Nadie podría definir mejor a Juan José Aranguren, el ministro de Energía y Minería, que sus propias palabras. “Más allá de que a mucha gente le haya parecido un shock, esto ha sido una implementación gradualista”, aseguró a principios de abril cuando todo el país se agarraba la cabeza, cuando aún sin haber salido del asombro del tarifazo eléctrico, le anunciaban que se venía una multiplicación por cinco o por diez del valor de la factura del gas este invierno. apero no era todo: Aranguren avisaba que no sería el último ajuste. “Todavía no estamos recuperando el costo de producir energía eléctrica, ni el costo de generar gas y petróleo en la Argentina”, advirtió el ministro accionista de Shell en la misma oportunidad.
Del mismo modo, justificó los aumentos que multiplicaron por 5 ó por 10 lo que los consumidores pagarían por su boleta de luz o de gas. “Los precios bajos alentaban el consumo y la demanda aumentaba en función de eso, mientras a la oferta se le decía que no tiene condiciones de rentabilidad para poder sostener su actividad”, argumentó en su defensa de las medidas para poner “orden” en las señales de precios. “El que puede pagar consume, y el que no, deja de consumir”, había dicho anteriormente en referencia al encarecimiento de los combustibles.
Al ministro tampoco le preocupan las repercusiones negativas que puedan acarrear sus palabras. “Nuestra obligación es decir la verdad. La readecuación de tarifas tiende a poder lograr una posibilidad de transformar los recursos en reservas y luego en producción, y reemplazar importaciones”, aseguró sin cambiar la expresión parca que su rostro exhibe desde que es funcionario. Como presidente de Shell, cuando cruzaba espadas con el gobierno kirchnerista, su boca solía dibujarle una sonrisa irónica en el rostro que ahora, en la función pública, parece haber perdido.
El 22 de junio fue su última gran presentación pública, cuando tuvo que defender el tarifazo ante un plenario de comisiones del Senado. En esa oportunidad señaló que el objetivo del ajuste “no es reducir el déficit fiscal (eliminando subsidios), sino que haya energía en el país”, agregando que sin la modificación del esquema tarifario “los cortes de luz y de gas iban a ser más frecuentes y el servicio iba a seguir deteriorándose”.

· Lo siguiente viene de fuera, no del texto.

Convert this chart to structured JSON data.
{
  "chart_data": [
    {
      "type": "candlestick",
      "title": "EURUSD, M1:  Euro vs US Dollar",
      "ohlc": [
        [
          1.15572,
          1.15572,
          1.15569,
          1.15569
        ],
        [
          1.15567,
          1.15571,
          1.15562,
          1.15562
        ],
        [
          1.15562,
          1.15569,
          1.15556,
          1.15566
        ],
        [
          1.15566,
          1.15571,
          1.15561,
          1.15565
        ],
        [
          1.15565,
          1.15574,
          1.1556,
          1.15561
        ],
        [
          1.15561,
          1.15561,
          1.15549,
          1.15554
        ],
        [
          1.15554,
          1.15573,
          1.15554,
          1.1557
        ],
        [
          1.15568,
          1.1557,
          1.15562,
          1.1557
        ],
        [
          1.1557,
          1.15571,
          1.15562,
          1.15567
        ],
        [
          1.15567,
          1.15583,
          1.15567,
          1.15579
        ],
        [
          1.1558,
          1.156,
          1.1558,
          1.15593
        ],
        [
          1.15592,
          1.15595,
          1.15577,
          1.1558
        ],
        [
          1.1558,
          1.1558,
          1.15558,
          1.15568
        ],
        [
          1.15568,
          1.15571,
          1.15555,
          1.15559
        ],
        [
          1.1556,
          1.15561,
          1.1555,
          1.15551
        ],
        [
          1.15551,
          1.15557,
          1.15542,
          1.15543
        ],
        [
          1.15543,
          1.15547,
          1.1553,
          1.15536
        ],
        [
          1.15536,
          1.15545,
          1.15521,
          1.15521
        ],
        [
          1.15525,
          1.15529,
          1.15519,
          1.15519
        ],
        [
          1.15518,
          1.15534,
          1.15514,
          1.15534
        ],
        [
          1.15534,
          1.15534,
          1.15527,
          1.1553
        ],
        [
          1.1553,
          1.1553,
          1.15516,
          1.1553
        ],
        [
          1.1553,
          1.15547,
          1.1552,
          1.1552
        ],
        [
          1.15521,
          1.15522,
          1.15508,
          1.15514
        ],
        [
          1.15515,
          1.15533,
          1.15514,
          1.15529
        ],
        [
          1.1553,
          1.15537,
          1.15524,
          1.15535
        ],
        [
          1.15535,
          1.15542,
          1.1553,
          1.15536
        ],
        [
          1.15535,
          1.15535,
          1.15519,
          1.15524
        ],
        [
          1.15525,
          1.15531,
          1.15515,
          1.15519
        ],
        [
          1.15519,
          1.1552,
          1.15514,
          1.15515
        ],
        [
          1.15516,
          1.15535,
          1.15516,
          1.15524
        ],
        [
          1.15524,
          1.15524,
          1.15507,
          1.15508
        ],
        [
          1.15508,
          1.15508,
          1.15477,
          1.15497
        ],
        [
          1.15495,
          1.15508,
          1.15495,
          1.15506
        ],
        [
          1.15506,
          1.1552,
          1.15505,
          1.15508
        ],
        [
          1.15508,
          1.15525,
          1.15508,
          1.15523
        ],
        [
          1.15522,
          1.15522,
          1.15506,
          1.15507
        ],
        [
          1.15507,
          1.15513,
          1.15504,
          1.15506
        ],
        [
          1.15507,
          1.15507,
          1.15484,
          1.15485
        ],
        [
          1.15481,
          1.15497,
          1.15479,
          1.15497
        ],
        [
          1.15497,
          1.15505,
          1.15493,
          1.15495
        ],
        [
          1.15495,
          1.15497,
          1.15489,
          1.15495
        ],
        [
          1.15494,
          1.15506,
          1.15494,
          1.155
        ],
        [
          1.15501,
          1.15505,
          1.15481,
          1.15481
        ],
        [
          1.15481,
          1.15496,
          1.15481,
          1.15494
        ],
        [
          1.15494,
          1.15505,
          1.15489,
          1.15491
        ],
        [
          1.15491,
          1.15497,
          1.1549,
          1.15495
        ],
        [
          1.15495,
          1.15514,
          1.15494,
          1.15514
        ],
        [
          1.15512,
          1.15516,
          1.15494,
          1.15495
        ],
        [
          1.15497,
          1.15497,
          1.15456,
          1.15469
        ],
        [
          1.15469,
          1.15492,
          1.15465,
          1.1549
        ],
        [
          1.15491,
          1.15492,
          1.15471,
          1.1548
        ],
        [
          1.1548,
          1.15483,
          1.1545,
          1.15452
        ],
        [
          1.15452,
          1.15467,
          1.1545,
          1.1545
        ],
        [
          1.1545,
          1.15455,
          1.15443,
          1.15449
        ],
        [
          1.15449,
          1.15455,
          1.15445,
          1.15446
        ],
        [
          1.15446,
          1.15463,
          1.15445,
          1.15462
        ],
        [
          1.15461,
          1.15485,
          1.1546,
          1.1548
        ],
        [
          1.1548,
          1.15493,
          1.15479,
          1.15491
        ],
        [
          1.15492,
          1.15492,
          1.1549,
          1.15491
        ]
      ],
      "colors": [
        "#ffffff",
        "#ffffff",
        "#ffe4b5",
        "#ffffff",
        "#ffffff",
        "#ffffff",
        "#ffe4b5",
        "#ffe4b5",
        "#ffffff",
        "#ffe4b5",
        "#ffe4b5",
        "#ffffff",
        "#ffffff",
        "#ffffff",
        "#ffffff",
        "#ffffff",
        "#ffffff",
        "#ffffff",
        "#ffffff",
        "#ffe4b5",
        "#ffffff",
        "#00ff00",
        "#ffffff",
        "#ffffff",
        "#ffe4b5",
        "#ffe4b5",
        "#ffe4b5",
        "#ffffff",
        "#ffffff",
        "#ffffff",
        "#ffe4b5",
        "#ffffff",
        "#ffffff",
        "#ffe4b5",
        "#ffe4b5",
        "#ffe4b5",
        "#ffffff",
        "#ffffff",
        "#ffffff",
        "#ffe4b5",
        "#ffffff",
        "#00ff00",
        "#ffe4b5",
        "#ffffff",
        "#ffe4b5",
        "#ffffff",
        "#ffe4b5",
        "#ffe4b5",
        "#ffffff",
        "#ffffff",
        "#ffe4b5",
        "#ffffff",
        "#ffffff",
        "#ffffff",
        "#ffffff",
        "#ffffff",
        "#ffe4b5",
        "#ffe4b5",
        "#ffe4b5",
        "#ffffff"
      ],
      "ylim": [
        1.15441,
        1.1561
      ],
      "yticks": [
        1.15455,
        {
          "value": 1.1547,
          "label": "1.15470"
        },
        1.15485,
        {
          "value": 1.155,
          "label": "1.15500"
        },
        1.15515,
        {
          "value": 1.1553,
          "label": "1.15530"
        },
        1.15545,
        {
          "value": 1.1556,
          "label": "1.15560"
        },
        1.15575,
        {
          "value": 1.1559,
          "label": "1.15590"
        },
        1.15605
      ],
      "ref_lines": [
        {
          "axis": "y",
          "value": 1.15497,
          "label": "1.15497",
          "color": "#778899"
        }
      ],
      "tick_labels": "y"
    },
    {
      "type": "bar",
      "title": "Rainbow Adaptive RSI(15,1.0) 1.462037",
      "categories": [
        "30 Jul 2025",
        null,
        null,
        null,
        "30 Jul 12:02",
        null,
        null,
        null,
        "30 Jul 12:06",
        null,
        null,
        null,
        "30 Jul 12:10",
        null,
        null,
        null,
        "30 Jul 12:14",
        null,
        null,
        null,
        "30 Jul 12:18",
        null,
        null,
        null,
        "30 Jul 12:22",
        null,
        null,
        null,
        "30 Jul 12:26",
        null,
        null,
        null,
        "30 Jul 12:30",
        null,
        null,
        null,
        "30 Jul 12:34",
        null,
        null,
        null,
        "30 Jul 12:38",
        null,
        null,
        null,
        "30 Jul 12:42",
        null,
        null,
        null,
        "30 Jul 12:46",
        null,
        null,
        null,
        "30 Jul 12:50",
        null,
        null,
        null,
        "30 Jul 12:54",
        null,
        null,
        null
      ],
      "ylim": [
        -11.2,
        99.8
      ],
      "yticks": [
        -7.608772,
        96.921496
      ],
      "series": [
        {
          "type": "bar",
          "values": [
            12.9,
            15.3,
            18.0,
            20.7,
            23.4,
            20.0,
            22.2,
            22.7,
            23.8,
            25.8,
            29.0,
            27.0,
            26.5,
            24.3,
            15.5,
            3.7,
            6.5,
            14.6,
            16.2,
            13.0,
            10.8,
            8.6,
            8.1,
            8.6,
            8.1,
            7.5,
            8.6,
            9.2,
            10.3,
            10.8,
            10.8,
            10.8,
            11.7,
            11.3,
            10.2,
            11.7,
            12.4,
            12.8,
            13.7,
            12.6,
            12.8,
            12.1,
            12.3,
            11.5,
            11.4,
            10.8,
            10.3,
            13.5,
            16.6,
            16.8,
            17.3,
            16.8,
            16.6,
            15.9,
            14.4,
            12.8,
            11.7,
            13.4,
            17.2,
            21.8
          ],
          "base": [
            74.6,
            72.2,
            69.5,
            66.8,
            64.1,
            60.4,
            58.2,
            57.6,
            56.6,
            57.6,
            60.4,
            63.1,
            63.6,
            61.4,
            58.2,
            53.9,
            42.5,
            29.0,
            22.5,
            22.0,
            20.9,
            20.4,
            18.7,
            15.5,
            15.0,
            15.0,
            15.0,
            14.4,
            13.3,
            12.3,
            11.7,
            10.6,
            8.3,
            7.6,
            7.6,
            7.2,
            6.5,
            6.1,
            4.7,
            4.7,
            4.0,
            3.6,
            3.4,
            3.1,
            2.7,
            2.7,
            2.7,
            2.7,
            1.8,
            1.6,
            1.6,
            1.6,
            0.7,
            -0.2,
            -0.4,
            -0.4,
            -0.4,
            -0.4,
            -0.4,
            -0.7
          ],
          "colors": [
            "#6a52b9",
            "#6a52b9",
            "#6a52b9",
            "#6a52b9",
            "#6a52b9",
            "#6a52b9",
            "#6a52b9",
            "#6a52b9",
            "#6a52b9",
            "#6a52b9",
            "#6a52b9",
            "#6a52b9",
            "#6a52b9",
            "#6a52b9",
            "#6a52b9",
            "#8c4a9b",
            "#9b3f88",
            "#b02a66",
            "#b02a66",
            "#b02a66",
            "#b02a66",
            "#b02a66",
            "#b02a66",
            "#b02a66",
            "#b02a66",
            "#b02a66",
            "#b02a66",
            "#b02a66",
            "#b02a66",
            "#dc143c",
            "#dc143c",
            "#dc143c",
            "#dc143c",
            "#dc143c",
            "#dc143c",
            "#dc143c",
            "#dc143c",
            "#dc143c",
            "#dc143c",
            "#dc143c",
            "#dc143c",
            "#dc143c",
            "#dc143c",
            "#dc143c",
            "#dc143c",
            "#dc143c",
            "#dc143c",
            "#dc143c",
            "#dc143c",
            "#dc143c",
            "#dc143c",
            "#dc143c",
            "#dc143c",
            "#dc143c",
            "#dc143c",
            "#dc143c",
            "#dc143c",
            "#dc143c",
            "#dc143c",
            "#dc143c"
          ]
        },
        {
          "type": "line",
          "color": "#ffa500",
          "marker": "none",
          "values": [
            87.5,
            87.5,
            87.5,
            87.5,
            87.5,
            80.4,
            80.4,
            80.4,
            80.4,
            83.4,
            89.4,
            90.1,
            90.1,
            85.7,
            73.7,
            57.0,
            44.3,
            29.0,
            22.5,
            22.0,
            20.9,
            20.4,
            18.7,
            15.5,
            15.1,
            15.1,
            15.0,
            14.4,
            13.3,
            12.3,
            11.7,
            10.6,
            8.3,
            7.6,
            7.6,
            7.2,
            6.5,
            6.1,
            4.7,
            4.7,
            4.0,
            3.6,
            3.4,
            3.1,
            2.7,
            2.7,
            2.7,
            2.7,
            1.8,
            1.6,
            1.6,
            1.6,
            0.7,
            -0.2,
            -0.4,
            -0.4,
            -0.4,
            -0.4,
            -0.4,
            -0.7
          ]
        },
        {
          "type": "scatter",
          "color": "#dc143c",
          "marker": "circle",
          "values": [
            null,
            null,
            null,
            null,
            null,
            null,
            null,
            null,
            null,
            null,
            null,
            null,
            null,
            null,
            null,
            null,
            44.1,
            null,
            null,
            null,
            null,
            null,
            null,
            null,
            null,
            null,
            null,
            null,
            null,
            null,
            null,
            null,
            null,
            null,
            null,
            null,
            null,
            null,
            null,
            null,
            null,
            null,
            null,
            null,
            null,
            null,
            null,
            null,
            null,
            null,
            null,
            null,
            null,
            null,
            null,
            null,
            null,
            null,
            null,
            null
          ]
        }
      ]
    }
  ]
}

Pero la rígida lógica de las reglas del mercado y el postulado de “decir la verdad” no le resultó suficiente para lograr la tolerancia de los usuarios a su explosión tarifaria sin haber pasado por audiencia pública previa. Tampoco lo comprendieron los jueces, que en forma masiva le demandan retrotraer los precios dejando sin efecto las subas. Su nombre está en boca de muchos intendentes, que se hicieron cargo de la demanda de clubes barriales, sanatorios y clínicas, hogares humildes, pacientes electrodependientes, llevando sus reclamos ante el propio ministro recibiendo, por toda respuesta, “tengo una planilla Excel que cumplir”.
En su momento más difícil, a Aranguren sólo le resta saber si el titular del Ejecutivo mantendrá su solidaridad con él, asumiendo el costo político de su impericia para llevar a la práctica el megaajuste, o si cederá al reclamo de quienes prefieren verlo fuera del gobierno.